Most people today depend on vitamins to give them all the necessary elements to keep the body working at its optimum. The dependency on vitamins is mainly due to the fact that there is often no time for a person to stop and have a well-balanced meal and a lot of food choices today definitely do not make up the complete vitamin body needs.


Vitamins are essential nutrients, which are part of a process that helps to release energy from foods to keep the skin, nerves and red blood cells in constant rejuvenation.


The two types of vitamin groups are categorized as fat-soluble vitamins and water-soluble vitamins.

The fat-soluble vitamins are vitamins A, D, E, and K and they are all usually found in the fat content in foods. Sources of these may also be found in food items such as vegetable oils, nut, egg yolk, fish oil, whole grains and deep green leafy vegetables.


The water-soluble vitamins come in the form of vitamin the B complex and C.

The B Vitamin complex is made up of (B1) thiamin, (B2) riboflavin, (B3) niacin, (B5) Pantothenic acid, (B7) biotin and B6, B12 and folic acid. All of which are all what the body needs to carry out specific functions ensuring optimal function of all the body systems.


Vitamin consumption has not yet reached the ideal where anyone and everyone is able to get the body’s daily needs on a regular basis, some of the reasons for this include inappropriate diet plans, a lack of nutritional food, a lack of availability of fresh food produce such as fresh vegetables and fruits, consumption unhealthy food items (that actually rob the body of vitamins).


Vitamin deficiencies can contribute to a host of diseases and also the lack of total optimum body functions. Some clear and sadly common signs of deficiency can be seen with an inability to function efficiently with mental alertness or sharpness, the lack of want to physically exert oneself, and the presence of frequent tired spells.


Some of the people at high risk of vitamin deficiencies are the elderly, adolescents, young or pregnant and lactating women, alcoholics, smokers, vegetarians, people fasting or on dietary interventions, laxative abusers, users of contraceptives, people on medication for chronic diseases, and people with specific disorders of the gastrointestinal tract.


In addition to the above group people who live hectic lifestyles or those who perform little physical activity will most likely suffer from vitamin deficiencies.


What each vitamin does and where you can find it


Vitamin A – plays a role in improving eyesight and maintaining healthy skin conditions. It can be sourced from eggs, milk, apricots, spinach and sweet potatoes.


Vitamin B complex – These generate energy that the body needs for daily functions and it also actively participates in making red blood cell that carries the oxygen throughout the body system.

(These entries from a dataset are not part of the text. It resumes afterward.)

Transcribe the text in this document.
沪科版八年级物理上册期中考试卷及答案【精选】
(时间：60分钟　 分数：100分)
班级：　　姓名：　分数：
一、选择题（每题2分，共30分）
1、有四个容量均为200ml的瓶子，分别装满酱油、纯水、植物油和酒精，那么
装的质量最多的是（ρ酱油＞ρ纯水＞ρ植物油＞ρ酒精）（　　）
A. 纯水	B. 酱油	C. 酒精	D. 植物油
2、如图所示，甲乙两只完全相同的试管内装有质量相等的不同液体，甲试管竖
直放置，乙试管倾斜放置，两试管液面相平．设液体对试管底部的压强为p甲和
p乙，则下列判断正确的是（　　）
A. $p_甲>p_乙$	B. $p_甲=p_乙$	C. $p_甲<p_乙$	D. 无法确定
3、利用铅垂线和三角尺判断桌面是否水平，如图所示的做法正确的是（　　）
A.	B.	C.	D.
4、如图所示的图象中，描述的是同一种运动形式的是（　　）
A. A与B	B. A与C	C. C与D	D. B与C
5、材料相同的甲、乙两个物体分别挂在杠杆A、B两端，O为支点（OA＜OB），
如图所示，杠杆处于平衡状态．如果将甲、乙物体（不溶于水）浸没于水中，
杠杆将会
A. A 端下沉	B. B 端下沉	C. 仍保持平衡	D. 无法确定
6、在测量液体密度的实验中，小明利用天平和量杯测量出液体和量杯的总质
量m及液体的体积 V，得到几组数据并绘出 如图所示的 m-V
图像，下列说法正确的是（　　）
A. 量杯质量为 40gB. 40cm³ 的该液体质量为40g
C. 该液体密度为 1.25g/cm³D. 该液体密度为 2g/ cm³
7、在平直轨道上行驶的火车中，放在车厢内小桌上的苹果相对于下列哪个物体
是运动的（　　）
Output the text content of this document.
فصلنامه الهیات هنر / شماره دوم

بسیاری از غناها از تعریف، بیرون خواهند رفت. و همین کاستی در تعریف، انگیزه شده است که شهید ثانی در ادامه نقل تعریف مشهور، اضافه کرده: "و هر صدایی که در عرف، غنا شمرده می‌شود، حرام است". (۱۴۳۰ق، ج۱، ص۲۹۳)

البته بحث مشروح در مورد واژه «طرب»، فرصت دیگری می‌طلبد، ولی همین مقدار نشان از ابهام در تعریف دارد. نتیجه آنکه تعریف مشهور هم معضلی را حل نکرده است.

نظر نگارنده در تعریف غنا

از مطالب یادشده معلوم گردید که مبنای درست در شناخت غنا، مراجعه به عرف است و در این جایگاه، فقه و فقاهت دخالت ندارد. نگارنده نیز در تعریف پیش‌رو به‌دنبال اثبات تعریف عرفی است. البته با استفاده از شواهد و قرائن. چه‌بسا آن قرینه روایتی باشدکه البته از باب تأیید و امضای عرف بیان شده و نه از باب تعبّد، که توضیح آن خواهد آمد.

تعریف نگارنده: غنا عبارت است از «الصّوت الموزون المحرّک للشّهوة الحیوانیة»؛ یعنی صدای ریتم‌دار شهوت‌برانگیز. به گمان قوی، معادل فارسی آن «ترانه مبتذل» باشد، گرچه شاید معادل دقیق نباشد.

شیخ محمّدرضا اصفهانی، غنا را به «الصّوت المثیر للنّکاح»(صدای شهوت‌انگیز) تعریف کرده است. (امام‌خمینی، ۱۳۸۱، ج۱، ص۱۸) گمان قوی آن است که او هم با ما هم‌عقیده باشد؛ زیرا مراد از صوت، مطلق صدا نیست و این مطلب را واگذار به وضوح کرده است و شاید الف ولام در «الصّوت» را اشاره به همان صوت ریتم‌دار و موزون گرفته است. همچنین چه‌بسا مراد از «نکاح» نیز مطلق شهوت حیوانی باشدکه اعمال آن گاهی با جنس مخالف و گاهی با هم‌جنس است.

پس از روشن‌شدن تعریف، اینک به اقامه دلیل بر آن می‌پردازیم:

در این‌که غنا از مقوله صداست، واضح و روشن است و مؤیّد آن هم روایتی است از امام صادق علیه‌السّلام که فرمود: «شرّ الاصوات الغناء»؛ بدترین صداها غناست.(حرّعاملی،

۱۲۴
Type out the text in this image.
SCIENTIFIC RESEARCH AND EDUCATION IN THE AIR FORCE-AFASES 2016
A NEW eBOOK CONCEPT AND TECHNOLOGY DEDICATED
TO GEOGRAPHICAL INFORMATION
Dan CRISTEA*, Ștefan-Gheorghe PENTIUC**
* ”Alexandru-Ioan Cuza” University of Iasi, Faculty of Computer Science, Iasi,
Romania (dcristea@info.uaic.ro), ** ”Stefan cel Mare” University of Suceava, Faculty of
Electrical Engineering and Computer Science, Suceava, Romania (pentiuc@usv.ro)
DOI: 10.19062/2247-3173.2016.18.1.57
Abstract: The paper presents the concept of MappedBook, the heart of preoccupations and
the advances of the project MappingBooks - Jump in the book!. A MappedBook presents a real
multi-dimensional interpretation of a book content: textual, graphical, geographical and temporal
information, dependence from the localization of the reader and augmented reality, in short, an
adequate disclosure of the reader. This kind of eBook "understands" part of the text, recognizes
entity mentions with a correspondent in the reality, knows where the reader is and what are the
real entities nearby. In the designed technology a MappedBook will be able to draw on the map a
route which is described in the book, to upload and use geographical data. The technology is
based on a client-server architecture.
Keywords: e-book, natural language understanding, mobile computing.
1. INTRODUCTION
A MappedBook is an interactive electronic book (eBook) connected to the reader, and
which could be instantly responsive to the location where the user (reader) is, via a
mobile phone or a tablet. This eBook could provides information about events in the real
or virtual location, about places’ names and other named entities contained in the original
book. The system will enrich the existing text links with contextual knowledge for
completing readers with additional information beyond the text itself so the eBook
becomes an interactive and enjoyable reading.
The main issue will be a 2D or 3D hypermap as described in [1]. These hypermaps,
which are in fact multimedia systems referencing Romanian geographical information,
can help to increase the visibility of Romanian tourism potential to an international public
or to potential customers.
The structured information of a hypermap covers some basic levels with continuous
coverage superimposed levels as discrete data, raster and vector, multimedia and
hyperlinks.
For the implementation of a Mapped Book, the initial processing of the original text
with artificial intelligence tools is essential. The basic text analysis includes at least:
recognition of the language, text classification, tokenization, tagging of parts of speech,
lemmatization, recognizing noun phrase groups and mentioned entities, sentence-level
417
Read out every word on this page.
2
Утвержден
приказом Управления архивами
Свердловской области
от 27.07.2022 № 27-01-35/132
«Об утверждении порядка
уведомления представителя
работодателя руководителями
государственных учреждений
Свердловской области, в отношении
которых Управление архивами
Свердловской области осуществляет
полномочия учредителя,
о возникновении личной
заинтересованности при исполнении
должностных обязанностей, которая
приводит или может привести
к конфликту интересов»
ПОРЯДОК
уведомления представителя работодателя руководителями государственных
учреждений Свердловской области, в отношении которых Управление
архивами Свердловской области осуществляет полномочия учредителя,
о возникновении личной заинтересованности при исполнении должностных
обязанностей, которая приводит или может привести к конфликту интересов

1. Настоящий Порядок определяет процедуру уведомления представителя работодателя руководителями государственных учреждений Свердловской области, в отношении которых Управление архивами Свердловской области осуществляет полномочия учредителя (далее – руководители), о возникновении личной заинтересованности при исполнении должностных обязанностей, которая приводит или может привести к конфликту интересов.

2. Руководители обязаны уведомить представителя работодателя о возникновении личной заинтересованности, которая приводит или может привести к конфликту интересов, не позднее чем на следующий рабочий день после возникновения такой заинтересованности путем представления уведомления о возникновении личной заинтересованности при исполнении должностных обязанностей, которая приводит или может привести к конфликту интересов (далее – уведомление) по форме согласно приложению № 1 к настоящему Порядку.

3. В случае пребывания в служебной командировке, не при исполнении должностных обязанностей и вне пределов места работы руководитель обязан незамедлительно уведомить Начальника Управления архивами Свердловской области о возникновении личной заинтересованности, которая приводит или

These can be sourced from wheat, oats, fish, seafood, leafy greens, milk, yogurt, beans and peas.


Vitamin C – this vitamin helps to strengthen the gums and muscles, while also helping to heal wounds and overcome infections. It can be sourced from tomatoes, cabbages, broccoli and strawberries.


Vitamin D – strengthens the bones and teeth and also aids in the absorption of calcium. It can be found in fish, egg yolk, and some dairy products.


Vitamin E – takes care of the lung functions and also helps in the formation of red blood cells. It can be found in nuts, leafy greens, oats, wheat and milk.